In previous post, I used python SAT solver to solve sudoku. Naturally, SV constraints are perfect to solve suduko once we figure out the correct constraints.

For Wiki, Sudoku is:

In classic Sudoku, the objective is to fill a 9 × 9 grid with digits so that each column, each row, and each of the nine 3 × 3 subgrids that compose the grid (also called “boxes”, “blocks”, or “regions”) contain all of the digits from 1 to 9.

It’s obvious we need 4 constraints(rows, cols and box) but the most important one is a constraint for each grid field.

Constraint 1 Link to heading

Using a quick loop and inside for each grid field.

constraint a19 {foreach (grid[i][j]) grid[i][j] inside {[1:9]}; }

Constraint 2 Link to heading

For rows, It’s easy to use unique on each row.

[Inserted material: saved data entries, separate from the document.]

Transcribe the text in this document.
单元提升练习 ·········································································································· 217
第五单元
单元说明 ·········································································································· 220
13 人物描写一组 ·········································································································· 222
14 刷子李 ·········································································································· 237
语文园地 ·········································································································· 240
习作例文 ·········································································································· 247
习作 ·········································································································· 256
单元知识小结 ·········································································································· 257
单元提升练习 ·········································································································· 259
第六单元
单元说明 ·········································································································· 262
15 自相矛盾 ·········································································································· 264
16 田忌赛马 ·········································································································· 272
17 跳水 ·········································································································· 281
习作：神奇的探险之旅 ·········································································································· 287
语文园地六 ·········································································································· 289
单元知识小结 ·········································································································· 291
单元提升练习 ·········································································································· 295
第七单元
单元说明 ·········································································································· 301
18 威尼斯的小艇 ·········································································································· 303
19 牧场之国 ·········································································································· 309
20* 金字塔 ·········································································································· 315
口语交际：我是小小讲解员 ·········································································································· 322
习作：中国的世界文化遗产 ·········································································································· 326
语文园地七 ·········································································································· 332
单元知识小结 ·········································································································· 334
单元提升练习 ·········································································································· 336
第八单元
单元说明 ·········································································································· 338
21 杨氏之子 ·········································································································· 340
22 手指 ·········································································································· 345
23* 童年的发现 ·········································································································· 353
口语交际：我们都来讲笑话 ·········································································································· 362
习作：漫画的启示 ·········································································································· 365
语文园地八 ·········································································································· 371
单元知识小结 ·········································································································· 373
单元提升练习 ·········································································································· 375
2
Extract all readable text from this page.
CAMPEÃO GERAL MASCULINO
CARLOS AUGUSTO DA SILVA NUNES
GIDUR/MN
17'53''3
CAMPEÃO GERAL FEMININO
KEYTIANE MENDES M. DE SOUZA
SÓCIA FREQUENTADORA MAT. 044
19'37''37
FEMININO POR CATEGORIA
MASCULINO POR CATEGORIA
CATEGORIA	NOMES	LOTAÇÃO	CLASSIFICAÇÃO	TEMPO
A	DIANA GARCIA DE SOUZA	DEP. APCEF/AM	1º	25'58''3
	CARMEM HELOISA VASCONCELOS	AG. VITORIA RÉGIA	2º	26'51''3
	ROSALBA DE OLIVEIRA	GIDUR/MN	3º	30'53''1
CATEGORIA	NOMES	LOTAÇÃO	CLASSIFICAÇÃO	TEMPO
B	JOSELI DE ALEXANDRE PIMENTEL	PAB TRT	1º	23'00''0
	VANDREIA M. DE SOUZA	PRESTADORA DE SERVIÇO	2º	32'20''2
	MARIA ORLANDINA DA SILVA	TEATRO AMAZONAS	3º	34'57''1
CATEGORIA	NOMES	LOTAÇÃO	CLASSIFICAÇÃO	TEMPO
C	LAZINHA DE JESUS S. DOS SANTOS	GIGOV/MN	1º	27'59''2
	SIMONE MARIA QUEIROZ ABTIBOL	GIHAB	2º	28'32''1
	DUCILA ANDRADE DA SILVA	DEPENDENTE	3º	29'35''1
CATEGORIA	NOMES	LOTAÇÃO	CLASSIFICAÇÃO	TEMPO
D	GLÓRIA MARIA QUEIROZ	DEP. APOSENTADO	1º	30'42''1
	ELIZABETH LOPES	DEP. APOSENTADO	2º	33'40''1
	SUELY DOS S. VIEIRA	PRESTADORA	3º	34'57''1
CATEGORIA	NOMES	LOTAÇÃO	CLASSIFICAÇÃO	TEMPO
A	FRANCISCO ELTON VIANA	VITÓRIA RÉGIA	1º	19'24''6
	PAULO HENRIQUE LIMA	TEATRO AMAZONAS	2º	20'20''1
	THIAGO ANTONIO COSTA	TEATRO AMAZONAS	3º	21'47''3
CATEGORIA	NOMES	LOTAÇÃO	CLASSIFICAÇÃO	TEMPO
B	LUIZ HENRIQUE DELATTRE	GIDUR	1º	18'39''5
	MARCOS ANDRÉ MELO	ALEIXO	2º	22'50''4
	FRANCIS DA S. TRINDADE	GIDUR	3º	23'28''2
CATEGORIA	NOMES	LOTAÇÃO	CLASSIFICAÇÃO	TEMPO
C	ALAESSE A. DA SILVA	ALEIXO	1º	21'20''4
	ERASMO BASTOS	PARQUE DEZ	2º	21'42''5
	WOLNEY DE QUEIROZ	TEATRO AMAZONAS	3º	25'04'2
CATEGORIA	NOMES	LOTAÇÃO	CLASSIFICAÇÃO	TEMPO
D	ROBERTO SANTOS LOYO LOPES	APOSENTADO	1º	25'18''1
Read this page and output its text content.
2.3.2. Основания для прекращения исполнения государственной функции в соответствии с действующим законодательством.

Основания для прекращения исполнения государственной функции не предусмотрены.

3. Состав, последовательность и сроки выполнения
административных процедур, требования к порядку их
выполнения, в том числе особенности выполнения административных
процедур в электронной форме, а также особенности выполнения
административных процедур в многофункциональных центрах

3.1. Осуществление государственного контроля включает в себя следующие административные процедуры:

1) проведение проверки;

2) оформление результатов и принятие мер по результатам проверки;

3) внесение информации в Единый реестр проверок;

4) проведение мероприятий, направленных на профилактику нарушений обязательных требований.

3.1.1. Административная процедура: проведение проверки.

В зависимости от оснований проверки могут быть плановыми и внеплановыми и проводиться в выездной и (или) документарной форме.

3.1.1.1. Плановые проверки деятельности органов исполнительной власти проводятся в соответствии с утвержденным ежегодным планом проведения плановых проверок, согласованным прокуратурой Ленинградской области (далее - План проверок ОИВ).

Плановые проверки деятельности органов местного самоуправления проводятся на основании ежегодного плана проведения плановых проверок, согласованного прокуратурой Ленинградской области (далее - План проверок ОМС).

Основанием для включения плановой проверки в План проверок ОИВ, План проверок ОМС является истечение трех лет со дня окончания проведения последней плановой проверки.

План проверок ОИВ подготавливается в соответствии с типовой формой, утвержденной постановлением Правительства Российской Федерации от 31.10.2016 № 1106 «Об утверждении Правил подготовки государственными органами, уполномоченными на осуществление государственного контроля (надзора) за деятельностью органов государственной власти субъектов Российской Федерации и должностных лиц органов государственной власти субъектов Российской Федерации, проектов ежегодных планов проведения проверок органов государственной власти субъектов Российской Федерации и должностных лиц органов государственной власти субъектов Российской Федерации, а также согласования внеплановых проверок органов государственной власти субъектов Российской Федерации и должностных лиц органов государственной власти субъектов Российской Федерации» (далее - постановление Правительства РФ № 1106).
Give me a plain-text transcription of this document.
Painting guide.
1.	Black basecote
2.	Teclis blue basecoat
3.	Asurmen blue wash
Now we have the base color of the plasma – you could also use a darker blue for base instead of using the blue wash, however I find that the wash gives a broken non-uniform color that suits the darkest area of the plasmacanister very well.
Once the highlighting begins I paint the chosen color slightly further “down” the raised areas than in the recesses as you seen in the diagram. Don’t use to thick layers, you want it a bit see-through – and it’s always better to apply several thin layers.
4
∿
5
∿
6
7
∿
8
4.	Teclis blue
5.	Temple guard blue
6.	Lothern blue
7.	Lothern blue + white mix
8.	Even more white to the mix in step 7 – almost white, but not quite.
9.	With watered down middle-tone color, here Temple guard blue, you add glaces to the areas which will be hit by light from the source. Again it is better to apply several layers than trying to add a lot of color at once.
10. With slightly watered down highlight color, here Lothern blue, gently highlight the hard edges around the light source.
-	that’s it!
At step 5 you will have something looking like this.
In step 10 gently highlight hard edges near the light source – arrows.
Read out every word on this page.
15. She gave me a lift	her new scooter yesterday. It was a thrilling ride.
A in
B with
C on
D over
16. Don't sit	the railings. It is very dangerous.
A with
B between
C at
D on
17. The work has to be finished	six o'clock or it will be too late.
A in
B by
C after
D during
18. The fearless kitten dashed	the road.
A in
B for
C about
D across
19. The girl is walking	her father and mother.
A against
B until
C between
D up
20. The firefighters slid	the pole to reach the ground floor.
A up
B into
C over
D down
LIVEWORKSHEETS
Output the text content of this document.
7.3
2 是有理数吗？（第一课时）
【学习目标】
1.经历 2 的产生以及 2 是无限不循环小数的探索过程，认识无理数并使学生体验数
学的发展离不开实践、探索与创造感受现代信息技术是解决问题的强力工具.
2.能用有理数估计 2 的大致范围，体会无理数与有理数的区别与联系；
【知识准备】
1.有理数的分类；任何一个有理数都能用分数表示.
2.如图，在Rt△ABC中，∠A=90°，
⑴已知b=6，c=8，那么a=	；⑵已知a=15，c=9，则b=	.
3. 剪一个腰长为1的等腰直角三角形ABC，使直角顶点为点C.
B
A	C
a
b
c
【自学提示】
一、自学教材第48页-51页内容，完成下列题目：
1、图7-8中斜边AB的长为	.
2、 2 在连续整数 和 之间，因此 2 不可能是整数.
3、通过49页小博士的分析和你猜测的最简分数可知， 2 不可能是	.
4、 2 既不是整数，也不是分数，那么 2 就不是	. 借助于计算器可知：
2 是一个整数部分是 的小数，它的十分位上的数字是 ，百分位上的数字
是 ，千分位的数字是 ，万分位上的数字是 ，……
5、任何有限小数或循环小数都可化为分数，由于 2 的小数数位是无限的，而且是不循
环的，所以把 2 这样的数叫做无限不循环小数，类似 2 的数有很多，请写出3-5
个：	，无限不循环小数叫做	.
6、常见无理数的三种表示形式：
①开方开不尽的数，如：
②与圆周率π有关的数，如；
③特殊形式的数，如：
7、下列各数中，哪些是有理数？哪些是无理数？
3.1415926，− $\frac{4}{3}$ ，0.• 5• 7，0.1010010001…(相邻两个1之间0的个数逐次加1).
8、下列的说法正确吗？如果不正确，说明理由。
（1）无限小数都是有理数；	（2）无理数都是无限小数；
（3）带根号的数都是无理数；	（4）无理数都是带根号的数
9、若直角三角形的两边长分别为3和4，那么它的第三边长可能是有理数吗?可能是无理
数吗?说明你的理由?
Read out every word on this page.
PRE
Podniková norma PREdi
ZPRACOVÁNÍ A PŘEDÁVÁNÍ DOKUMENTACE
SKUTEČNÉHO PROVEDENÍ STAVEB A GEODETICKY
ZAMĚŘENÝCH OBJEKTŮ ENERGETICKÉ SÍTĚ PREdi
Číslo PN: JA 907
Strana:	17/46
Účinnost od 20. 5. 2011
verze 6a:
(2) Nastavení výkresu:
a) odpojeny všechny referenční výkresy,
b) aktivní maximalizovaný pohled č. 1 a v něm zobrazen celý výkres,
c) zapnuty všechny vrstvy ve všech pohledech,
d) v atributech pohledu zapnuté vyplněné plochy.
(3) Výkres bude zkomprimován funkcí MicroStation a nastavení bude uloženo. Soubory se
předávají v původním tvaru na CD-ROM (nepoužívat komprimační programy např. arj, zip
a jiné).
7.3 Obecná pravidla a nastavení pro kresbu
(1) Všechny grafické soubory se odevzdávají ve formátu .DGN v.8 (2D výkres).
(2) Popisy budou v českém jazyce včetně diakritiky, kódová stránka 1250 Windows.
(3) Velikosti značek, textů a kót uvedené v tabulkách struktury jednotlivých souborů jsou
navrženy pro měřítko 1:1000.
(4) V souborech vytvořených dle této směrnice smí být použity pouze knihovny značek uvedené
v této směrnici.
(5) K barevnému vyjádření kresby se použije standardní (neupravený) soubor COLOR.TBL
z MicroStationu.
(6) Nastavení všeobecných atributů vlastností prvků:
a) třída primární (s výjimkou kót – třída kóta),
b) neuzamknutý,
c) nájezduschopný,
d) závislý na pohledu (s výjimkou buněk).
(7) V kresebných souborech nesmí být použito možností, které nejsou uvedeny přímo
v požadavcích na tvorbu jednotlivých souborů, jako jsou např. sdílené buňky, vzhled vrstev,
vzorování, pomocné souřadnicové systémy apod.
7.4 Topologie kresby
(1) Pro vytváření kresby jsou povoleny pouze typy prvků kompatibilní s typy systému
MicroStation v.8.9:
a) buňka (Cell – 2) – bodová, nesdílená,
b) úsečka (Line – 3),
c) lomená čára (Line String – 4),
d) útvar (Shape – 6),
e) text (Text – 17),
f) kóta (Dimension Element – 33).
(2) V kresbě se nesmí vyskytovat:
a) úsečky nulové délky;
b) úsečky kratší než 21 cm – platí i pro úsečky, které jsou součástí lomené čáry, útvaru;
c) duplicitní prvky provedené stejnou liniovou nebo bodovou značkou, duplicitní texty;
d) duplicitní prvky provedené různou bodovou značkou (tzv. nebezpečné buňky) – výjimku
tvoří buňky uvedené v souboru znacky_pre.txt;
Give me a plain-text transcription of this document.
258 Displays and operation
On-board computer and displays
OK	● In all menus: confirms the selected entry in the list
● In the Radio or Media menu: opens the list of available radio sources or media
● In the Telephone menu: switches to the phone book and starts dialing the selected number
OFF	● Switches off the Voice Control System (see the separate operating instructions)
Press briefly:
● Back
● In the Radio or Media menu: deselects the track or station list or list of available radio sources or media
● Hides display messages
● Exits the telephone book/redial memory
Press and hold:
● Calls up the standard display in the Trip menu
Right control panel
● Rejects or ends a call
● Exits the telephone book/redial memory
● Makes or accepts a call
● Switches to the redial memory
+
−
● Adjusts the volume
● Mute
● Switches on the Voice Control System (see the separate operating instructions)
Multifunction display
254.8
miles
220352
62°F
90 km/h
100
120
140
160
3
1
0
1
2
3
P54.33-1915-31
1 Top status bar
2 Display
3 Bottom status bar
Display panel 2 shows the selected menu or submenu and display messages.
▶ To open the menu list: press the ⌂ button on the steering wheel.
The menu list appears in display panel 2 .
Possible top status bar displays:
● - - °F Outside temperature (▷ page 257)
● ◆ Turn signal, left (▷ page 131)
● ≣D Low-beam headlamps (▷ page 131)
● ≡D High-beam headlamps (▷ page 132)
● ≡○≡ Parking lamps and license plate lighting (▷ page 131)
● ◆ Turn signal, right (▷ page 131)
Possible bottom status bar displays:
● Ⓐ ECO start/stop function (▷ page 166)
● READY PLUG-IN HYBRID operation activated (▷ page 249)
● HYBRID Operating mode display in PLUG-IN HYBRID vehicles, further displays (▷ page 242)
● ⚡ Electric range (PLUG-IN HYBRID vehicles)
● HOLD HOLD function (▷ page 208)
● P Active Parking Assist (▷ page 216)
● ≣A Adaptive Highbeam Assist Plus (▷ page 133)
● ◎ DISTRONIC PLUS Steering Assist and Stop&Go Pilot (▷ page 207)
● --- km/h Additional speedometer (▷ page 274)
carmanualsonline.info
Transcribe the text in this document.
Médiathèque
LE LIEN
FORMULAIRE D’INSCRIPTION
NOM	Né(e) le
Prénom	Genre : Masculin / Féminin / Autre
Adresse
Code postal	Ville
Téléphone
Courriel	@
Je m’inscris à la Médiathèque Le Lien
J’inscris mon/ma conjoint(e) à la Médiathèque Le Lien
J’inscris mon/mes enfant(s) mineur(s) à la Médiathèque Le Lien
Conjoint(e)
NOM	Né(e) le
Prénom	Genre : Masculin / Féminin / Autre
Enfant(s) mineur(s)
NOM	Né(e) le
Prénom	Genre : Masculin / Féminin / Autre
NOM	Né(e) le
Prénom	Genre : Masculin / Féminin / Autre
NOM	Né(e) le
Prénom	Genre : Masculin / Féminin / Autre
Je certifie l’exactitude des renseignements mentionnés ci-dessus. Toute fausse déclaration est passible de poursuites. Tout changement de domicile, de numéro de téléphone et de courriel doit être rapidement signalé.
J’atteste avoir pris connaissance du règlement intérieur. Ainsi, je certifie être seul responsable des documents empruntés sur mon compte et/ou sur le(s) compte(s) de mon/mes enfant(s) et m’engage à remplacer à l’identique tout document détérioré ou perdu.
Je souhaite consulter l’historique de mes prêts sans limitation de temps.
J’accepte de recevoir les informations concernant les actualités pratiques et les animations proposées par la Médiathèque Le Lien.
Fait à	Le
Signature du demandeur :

constraint rows {foreach(grid[i]) unique {grid[i][0:8]};}

Constraint 3 Link to heading

The columns are tricky. The solution i thought about is using nested loop and make sure that constraints on work with fields in other rows. seems to work.

constraint cols {
        foreach(grid[i,j]) {
            foreach(grid[r]) {
                (r != i) -> grid[i][j] != grid[r][j];
            }
        }
}

Constraint 4 Link to heading

The last one is unique box which is the hardest. Here the constrain works only on points in the same box. Note that index/3 returns the box for both x and y directions.

constraint box {
        foreach(grid[i,j]) {
            foreach(grid[x,y]) {
                (i != x && j != y && (i/3 == x/3) && (j/3 == y/3) ) -> grid[i][j] != grid[x][y];
            }
        }
}